Per tanti anni, insieme al puparo Enzo Rossi ha raccontato le gesta eroiche dei paladini di Francia, nel teatrino “Guglielmo” a Monreale. Aveva 78 anni

MONREALE, 28 gennaio – Il teatro dei pupi e il mondo della cultura più in generale perdono un grande uomo e un accorato sostenitore dell’epopea cavalleresca cantata nell’opera dei pupi.

Ci lascia sgomenti la notizia della scomparsa di Onofrio Sanicola (nella foto), persona gioviale e contraddistinta da molteplici interessi, uno tra tutti il teatro dei pupi e i suoi personaggi.
Una passione per i paladini iniziata fin dalla giovane età, e consolidatasi quando negli anni ’ 80, ereditando gli scenari e il mestiere dal puparo Nino Cacioppo, iniziò la sua fantastica avventura di “oprante” e raccontatore di storie.
Nato nel 1942 a Marineo, terra a cui è rimasto sempre legato, fondò teatri in diverse città, quali Milano, Roma e Monreale e per finire proprio nella sua città natale dove negli ultimi anni era tornato dopo l’esperienza ventennale a Monreale e la scomparsa dell’amico Enzo Rossi.
Figura singolare nel panorama del teatro dei pupi, ha calcato le scene, per più di mezzo secolo, sostenendo la grande tradizione dei pupi, e al tempo stesso apportando notevoli innovazioni.
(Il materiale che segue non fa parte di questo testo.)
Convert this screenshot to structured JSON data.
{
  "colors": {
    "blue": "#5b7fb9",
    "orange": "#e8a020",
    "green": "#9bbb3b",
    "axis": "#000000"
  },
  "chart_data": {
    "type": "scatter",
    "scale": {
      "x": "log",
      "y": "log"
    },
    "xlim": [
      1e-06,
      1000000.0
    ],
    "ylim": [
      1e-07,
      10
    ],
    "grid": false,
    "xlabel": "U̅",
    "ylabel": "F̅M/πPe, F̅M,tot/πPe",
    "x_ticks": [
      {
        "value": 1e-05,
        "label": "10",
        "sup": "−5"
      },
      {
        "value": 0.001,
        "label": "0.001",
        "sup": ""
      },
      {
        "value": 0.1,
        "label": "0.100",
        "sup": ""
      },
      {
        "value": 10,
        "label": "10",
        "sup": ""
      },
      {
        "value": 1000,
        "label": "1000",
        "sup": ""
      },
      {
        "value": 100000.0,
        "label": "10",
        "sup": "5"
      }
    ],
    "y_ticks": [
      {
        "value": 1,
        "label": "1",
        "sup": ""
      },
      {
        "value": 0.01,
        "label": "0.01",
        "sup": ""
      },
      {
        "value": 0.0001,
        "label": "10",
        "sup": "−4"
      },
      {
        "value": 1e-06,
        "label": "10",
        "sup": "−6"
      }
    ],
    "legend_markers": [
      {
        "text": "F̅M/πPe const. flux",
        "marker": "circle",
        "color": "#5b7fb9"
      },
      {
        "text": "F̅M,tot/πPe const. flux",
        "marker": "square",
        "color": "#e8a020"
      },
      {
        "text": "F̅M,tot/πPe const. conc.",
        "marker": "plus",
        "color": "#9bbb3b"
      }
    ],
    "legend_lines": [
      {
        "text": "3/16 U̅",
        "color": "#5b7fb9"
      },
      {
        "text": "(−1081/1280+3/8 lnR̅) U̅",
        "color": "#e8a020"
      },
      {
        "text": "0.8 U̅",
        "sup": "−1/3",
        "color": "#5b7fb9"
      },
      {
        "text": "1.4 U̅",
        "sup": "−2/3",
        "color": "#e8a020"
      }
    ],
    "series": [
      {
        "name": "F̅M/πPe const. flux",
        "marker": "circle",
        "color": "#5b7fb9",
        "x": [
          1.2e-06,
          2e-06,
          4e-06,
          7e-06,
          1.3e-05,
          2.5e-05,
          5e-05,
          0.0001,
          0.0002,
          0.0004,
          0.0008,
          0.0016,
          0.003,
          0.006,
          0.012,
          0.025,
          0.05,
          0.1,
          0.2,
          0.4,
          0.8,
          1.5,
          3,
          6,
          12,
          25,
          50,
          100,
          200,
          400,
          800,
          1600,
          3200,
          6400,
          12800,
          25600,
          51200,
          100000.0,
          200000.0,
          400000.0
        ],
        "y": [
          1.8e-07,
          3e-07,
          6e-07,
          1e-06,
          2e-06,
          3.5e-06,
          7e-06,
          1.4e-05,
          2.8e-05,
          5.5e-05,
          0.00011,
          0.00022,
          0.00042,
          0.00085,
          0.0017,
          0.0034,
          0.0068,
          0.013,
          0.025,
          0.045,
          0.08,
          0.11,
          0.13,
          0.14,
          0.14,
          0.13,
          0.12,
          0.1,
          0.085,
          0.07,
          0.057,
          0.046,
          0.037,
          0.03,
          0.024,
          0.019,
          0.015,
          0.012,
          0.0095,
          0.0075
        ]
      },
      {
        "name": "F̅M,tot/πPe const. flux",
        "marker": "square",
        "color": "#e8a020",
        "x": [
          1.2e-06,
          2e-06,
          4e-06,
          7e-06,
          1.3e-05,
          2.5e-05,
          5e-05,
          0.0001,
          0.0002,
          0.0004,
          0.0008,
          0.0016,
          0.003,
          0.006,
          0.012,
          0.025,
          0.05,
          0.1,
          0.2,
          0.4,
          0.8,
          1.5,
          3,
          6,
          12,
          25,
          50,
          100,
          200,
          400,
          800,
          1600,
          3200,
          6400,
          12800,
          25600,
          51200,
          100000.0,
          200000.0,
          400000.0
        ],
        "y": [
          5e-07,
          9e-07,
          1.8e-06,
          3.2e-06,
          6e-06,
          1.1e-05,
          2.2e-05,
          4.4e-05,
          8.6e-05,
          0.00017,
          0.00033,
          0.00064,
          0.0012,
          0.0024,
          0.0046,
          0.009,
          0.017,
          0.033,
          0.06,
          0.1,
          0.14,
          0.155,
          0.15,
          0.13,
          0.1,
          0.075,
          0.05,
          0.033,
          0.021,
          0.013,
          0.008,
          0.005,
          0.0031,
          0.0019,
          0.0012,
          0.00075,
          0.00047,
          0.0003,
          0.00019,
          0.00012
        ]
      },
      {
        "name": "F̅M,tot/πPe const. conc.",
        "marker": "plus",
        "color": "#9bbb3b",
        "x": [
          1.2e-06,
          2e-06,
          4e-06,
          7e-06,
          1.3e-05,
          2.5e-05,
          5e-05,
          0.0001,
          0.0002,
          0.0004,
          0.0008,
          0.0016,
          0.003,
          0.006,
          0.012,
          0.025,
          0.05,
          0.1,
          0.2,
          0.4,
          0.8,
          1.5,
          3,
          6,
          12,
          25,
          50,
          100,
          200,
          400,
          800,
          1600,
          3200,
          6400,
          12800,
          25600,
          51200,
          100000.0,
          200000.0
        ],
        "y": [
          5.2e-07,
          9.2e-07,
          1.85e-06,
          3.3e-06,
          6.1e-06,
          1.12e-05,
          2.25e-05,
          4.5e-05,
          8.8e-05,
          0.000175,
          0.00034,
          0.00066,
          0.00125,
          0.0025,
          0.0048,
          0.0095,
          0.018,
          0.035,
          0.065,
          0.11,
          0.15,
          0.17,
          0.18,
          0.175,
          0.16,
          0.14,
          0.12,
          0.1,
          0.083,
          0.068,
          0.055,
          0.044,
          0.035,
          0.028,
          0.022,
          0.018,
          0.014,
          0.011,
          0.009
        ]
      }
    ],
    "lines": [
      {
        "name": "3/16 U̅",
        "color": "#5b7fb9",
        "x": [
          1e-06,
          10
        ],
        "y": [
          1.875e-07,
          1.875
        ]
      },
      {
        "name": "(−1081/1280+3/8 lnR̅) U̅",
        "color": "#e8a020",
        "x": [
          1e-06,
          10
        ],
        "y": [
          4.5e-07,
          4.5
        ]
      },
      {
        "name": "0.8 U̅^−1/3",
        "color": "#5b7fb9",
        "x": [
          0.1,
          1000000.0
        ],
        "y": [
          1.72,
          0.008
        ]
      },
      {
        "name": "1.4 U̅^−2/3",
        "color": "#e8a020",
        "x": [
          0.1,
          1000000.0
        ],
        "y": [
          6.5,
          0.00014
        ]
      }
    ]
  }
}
Animatore culturale, nella cittadina normanna insieme al puparo Enzo Rossi fondò il teatrino dell’opera dei pupi “Guglielmo” nei locali del Sacro Cuore in via D’Acquisto e “Il Guglielmo” un periodico molto diffuso nella provincia, quando ancora i quotidiani on line non erano diffusi.
Tante le iniziative organizzate dal maestro Sanicola, negli anni trascorsi a Monreale, di cui abbiamo diretta conoscenza, come il convegno del gennaio 1999 dal tema “Pupi e pupari” con la partecipazione dello studioso Felice Cammarata, oltre alle innumerevoli rappresentazioni di poemi cavallereschi ed epici come Pipino il Breve, La Rotta di Roncisvalle e la Battaglia di tre contro tre a Lampedusa e La caduta di Troia per citarne alcuni.
Di rilievo la partecipazione alla Bit di Milano del febbraio 2001, e la rassegna di Barletta dello stesso anno, con una serie di spettacoli dell’opera dei pupi, che hanno riscosso l’apprezzamento del pubblico, promuovendo la città di Monreale e la Sicilia nel mondo.
Così, scriveva Lara Zani sulle pagine de “la Repubblica” raccontando degli spettacoli eseguiti a Milano nel 2004: “Sanicola districa e intreccia da tanti anni i mille filoni delle saghe immortali di dame e cavalieri, leva dall’appendino decine e decine di marionette che popolano il suo garage laboratorio di via Bronzino e ridà loro voce e anima per il pubblico di bambini che non sanno più com’è la vera storia della guerra di Troia”.

Nel 2008 gli ultimi spettacoli al teatrino Guglielmo, dove insieme a Stefano Mancuso rappresentò l’episodio “Agricane” in due versioni differenti.
Nel 2011, il maestro Sanicola si trasferì nella sua città natale a Marineo per riprendere e continuare un dialogo, forse mai interrotto, con la sua terra, impiantando il teatro dei pupi.
Sanicola lascia un patrimonio culturale e immateriale di grande importanza, che non può essere disperso, e che auspichiamo possa essere valorizzato e divulgato tra le giovani generazioni.
Con la scomparsa dell’amico Onofrio, si conclude la parabola umana e culturale di un uomo, che tanto ha dato al mondo dei pupi; si chiude una stagione unica e irripetibile, come unica è stata la sua straordinaria avventura con i pupi, eroi manovrati da fili, suoi compagni di vita.

Alla famiglia Sanicola le condoglianze più sentite da tutto lo staff di Monreale News.